Individuals who live with diagnoses of developmental disabilities encounter an array of daily challenges that are often difficult for mainstream individuals to understand. Aging intensifies these challenges, especially in conjunction with a diagnosis of autism, cerebral palsy, Down syndrome, Alzheimer’s, epilepsy, or a behavioral disorder.

There’s an exciting new partnership in Boston, Massachusetts, whose goal is to improve the lives of adults with developmental disabilities. Bay Cove Human Services, a nonprofit that runs group homes for adults with developmental disabilities, recently asked Boston Architectural College to redesign one of its group homes. Since many residents have low language skills, obsessive tendencies, or behavioral issues, when combined with a developmental disability, traditional housing is inadequate.
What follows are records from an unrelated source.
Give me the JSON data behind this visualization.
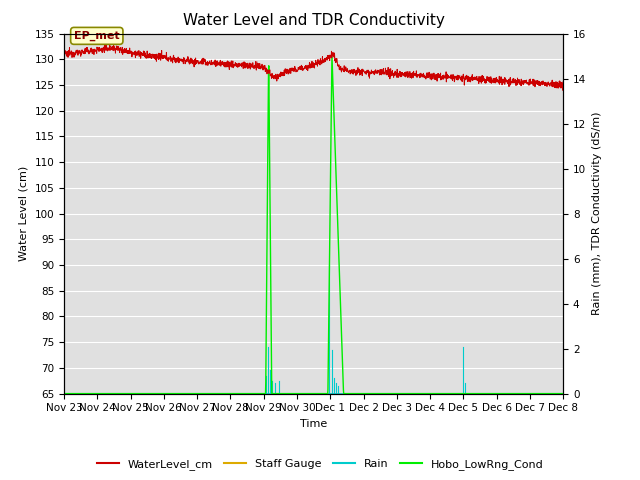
{
  "title": "Water Level and TDR Conductivity",
  "xlabel": "Time",
  "ylabel_left": "Water Level (cm)",
  "ylabel_right": "Rain (mm), TDR Conductivity (dS/m)",
  "ylim_left": [
    65,
    135
  ],
  "ylim_right": [
    0,
    16
  ],
  "yticks_left": [
    65,
    70,
    75,
    80,
    85,
    90,
    95,
    100,
    105,
    110,
    115,
    120,
    125,
    130,
    135
  ],
  "yticks_right": [
    0,
    2,
    4,
    6,
    8,
    10,
    12,
    14,
    16
  ],
  "annotation_text": "EP_met",
  "bg_color": "#e0e0e0",
  "grid_color": "#ffffff",
  "water_level_color": "#cc0000",
  "staff_gauge_color": "#ddaa00",
  "rain_color": "#00cccc",
  "hobo_cond_color": "#00ee00",
  "title_fontsize": 11,
  "axis_label_fontsize": 8,
  "tick_fontsize": 7.5
}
So the idea behind the partnership is that differently designed spaces might alleviate some of the residents’ difficulties, and in the process, improve their lives.

As explained by Mary Jo Cooper, Bay Cove’s VP of Developmental Services, “Design can be part of the treatment plan. It can be as much a treatment as medication or cognitive behavioral therapy.”

Some examples of the partnership design include open cubbies instead of closets with doors. According to research, hoarders may be less likely to accumulate items if they are able to see their possessions as opposed to having them hidden in drawers and closets.

To help residents with memory issues, bedroom doors are painted the same colors as the bedroom walls within. Cooper explained, “Color coordination functions as a subtle cue that this room is yours. […] Some rooms were designed specifically for each individual. We have one guy who’s a Red Sox fan, and the sound panel for his room looks like the Green Monster.”

For residents with anger management issues, soundproof panels were added to their room design. This noise reduction kept other residents calm since they did not hear screaming.

According to Dak Kopec, Director of Boston Architectural College’s Design for Human Health Program, who oversaw the students’ work, “Design can mitigate some behaviors and also bring about contentment and peace.”

Design work will begin this summer, and the fees paid by Bay Cove to Boston Architectural College will be used for scholarships.